Neuroleptic Malignant Syndrome
Pediatric Neuroleptic Malignant Syndrome (NMS)
Neuroleptic malignant syndrome (NMS) is a rare but serious neurological emergency associated with the use of antipsychotic or neuroleptic medications. It is characterized by fever, muscle rigidity, autonomic instability, and altered mental status.
Key Points
- Rare complication, affecting 0.01-0.02% of patients treated with antipsychotics
- Higher incidence in children and adolescents compared to adults
- Mortality rate can be as high as 10-20% if not recognized and treated promptly
- Early recognition and intervention is critical for favorable outcomes
Causes and Risk Factors
Underlying Causes
- Blockade of dopamine D2 receptors in the brain
- Disruption of the thermoregulatory system
- Dysregulation of the sympathetic nervous system
Precipitating Factors
- Initiation or sudden increase in dose of antipsychotic medications
- Abrupt discontinuation of dopamine agonists
- Use of multiple antipsychotics or antidepressants concurrently
- Dehydration, infections, or other physiological stressors
High-Risk Populations
- Children and adolescents with psychiatric or neurological disorders
- Patients with underlying medical conditions (e.g., cardiovascular disease, renal impairment)

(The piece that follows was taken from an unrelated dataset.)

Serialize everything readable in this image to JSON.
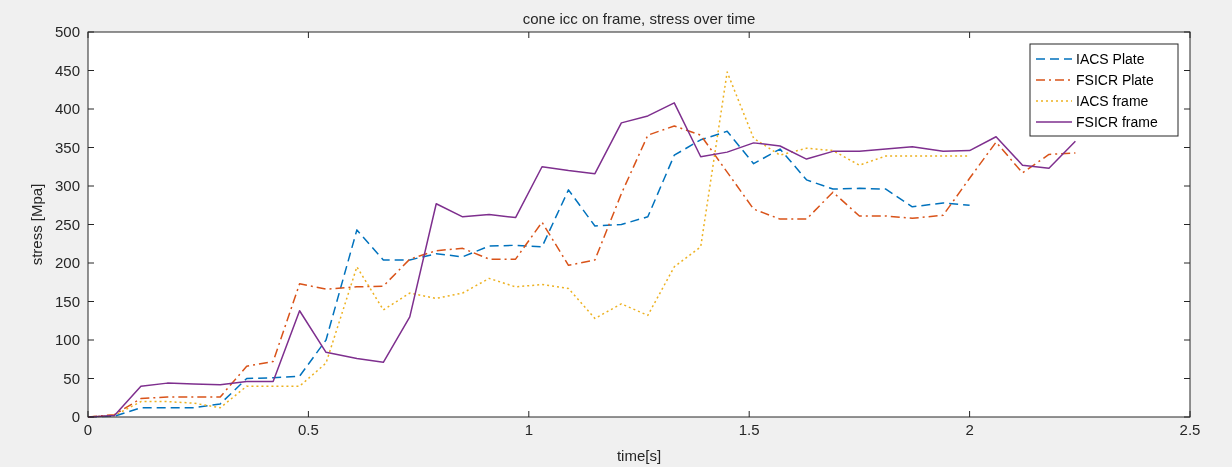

- Individuals with a personal or family history of NMS
- Those with genetic predisposition or polymorphisms in dopamine receptor genes
Clinical Presentation
Cardinal Features
- Fever (>38°C or 100.4°F)
- Muscle rigidity (often described as "lead-pipe" rigidity)
- Altered mental status (ranging from agitation to coma)
- Autonomic instability (tachycardia, labile blood pressure, diaphoresis, etc.)
Other Symptoms
- Rhabdomyolysis and elevated creatine kinase (CK) levels
- Leukocytosis with neutrophil predominance
- Acute kidney injury due to myoglobinuria
- Dysarthria, dysphagia, and respiratory distress
- Seizures and other neurological complications
Symptoms typically develop within the first 2 weeks of initiating or increasing the dose of an antipsychotic medication.
Diagnosis
Diagnostic Criteria
- Exposure to a dopamine antagonist (antipsychotic) within the past 72 hours
- Fever (>38°C or 100.4°F)
- Muscle rigidity
- At least two of the following:
- Diaphoresis
- Dysphagia
- Tremor
- Incontinence
- Altered consciousness
- Mutism
- Tachycardia
- Elevated or labile blood pressure
- Elevated creatine kinase (CK) levels
- No other obvious cause of the syndrome
Diagnostic Workup
- Complete blood count with differential
- Comprehensive metabolic panel (including renal and liver function tests)
- Creatine kinase (CK) levels
- Urinalysis and urine toxicology screen
- Electrocardiogram (ECG)
- Brain imaging (CT or MRI) to rule out other neurological causes
Management
Initial Emergency Care
- Immediate discontinuation of the offending antipsychotic medication
- Supportive care:
- Temperature control (cooling blankets, ice packs)
- Hydration and electrolyte management
- Respiratory support as needed
- Pharmacological intervention:
- Dantrolene sodium (muscle relaxant)
- Bromocriptine (dopamine agonist)
- Benzodiazepines for agitation and muscle rigidity
- Intensive monitoring in an ICU setting
Long-Term Management
- Gradual reintroduction of antipsychotics, if necessary, under close supervision
- Psychotherapy and behavioral interventions for underlying psychiatric conditions
- Avoidance of triggers (dehydration, infections, etc.)
- Patient and family education on NMS risk factors and prevention
Prognosis
Mortality and Complications
- Mortality rate can be as high as 10-20% if not recognized and treated promptly
- Complications include:
- Acute renal failure
- Cardiac arrhythmias
- Respiratory failure
- Disseminated intravascular coagulation (DIC)
Factors Affecting Prognosis
- Early recognition and initiation of appropriate treatment
- Severity of presenting symptoms and organ dysfunction
- Underlying medical conditions and comorbidities
- Prompt discontinuation of the offending antipsychotic medication
With prompt and appropriate management, the majority of patients can recover fully without long-term sequelae.